На работу Лев Наумович любил приходить пораньше, чтобы успеть выполнить часть рутинной работы с утра. Городская больница, где Либерман работал торакальным хирургом, находилась в 15 минутах ходьбы от дома. Для непосвященного читателя нужно уточнить, что торакальный хирург лечит хирургические заболевания и травмы органов, расположенных в грудной клетке. Исключением является сердце, так как его хирургическим лечением ведают кардиохирурги.

Летнее августовское утро было прекрасным и слегка прохладным. В сумке весело бряцали банки с едой, приготовленной на дежурство. По пути в ларьке он купил сигареты и журнал «Авторевью».

Вскоре он добрался до больницы. Войдя в вестибюль, почувствовал запах хлорки, ударивший в нос, и еще чего-то необъяснимого, чем пахнут все больницы. Поздоровавшись с заспанным охранником, Лев Наумович пошел в сторону лифтов, на ходу здороваясь со всеми сотрудниками, которые ему попадались на пути.

В ординаторской он обнаружил отдежурившую бригаду в полном составе. Все усердно строчили утренние дневники поступивших пациентов. Самый старший из них, Андрей Тиунов, оформлял умершего от рака легкого больного, у которого ночью возникло массивное легочное кровотечение. Лица у всех мятые, глаза красные, под глазами черные круги, в ординаторской запах сигарет, кофе и потных мужиков. Все молчат, разговаривать некогда, торопятся всё успеть. Либерман хотел было открыть окно на проветривание, но три глотки одновременно взмолились о пощаде, мол, им холодно, а Тиунов, оторвавшись от истории умершего, рекомендовал Либерману обследовать щитовидную железу на предмет гипертиреоза.

Энцефалопаты, блин. На улице лето, а им холодно. Лёва пожал плечами и равнодушно пошел переодеваться. Еду, приготовленную на сегодняшнее дежурство, он хотел засунуть в холодильник, но с первого раза не получилось. Весь холодильник был заставлен грязной посудой, пустыми грязными банками, кастрюлями, тарелками с уже позеленевшими от плесени и покрытыми инеем пельменями. Хотел возмутиться, но вспомнил, что и сам периодически грешил тем же. В отделении была традиция: чтобы не мыть посуду, нужно поставить тарелку с небольшим остатком еды в холодильник – «зачем выбрасывать, вдруг кто-нибудь доест». Время от времени холодильник распахивал заведующий отделением, после чего все содержимое вместе с грязными тарелками выбрасывалось в мусор. Либерман в итоге с трудом впихнул свой пакет, точнее – не впихнул, а забил его в холодильник.

Потихоньку начали собираться врачи, перекидываясь новостями. Примечательно, что каждый входящий порывался проветрить помещение, но тут же останавливался протестами отдежуривших врачей.
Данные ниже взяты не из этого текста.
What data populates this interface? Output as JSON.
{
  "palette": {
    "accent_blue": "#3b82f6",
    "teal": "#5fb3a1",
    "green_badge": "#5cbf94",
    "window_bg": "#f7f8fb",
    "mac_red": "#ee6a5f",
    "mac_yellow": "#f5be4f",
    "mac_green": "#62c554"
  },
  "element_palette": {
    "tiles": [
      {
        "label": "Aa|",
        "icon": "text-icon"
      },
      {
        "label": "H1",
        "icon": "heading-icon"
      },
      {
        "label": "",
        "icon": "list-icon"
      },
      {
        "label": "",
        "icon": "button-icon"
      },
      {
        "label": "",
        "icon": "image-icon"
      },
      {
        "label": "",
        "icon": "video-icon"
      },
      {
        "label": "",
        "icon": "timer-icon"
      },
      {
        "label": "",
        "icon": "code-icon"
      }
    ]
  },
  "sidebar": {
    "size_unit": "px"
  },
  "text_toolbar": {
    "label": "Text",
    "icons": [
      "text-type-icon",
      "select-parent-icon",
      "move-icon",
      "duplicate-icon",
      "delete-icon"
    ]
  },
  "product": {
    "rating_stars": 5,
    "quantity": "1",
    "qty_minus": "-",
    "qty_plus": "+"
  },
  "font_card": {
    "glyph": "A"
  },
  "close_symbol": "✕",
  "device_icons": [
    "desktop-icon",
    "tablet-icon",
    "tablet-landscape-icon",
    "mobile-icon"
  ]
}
В 7:55 вошел Поляков Валерий Владимирович – заведующий отделением торакальной хирургии. Не спрашивая никого, подошел к окну и открыл его настежь, закрыл глаза, вдохнул утреннего прохладного воздуха и протянул «Хорошо». Постояв еще минуту, направился к выходу. Никто ничего не сказал, только переглянулись, а Тиунов кинулся закрывать окно, как только Поляков вышел за дверь.

После обхода по реанимации в 08:20 началась отделенческая планерка. Ординаторская заполнилась до отказа врачами и медсестрами отделения. Поляков натянул на самый кончик носа очки, взял на проверку у Тиунова историю умершего и буркнул себе поднос: «Отчитываемся». Дежурные медсестры стали докладывать, сколько больных состояло, сколько выписано, сколько поступило, у кого что по дренажам, кто температурил, кто готовился на операцию и т.п. Потом слово было по традиции предоставлено старшей медицинской сестре, которая, если и не болела шизофренией, то шизоидный характер имела точно. В миллионный раз она стала повторять информацию, которую каждая медсестра прекрасно знала и выполняла. За температурой в холодильниках с препаратами нужно следить и информацию записывать в температурный журнал холодильника, техучеба для сестер будет в пятницу в 12:00, и на ней нужно всем быть, пробирки нужно подписывать черным маркером и т.п. Монолог старшей медсестры был окончен, и в ординаторской повисла тишина. Поляков что – то, не мог разобрать в истории, бубнил себе под нос, потом опомнился, окинул взглядом подчиненных и озвучил: «Работаем». Персонал лениво начал разбредаться по своим рабочим местам. Начинался обычный рабочий день в обычной городской больнице города Сталеварска.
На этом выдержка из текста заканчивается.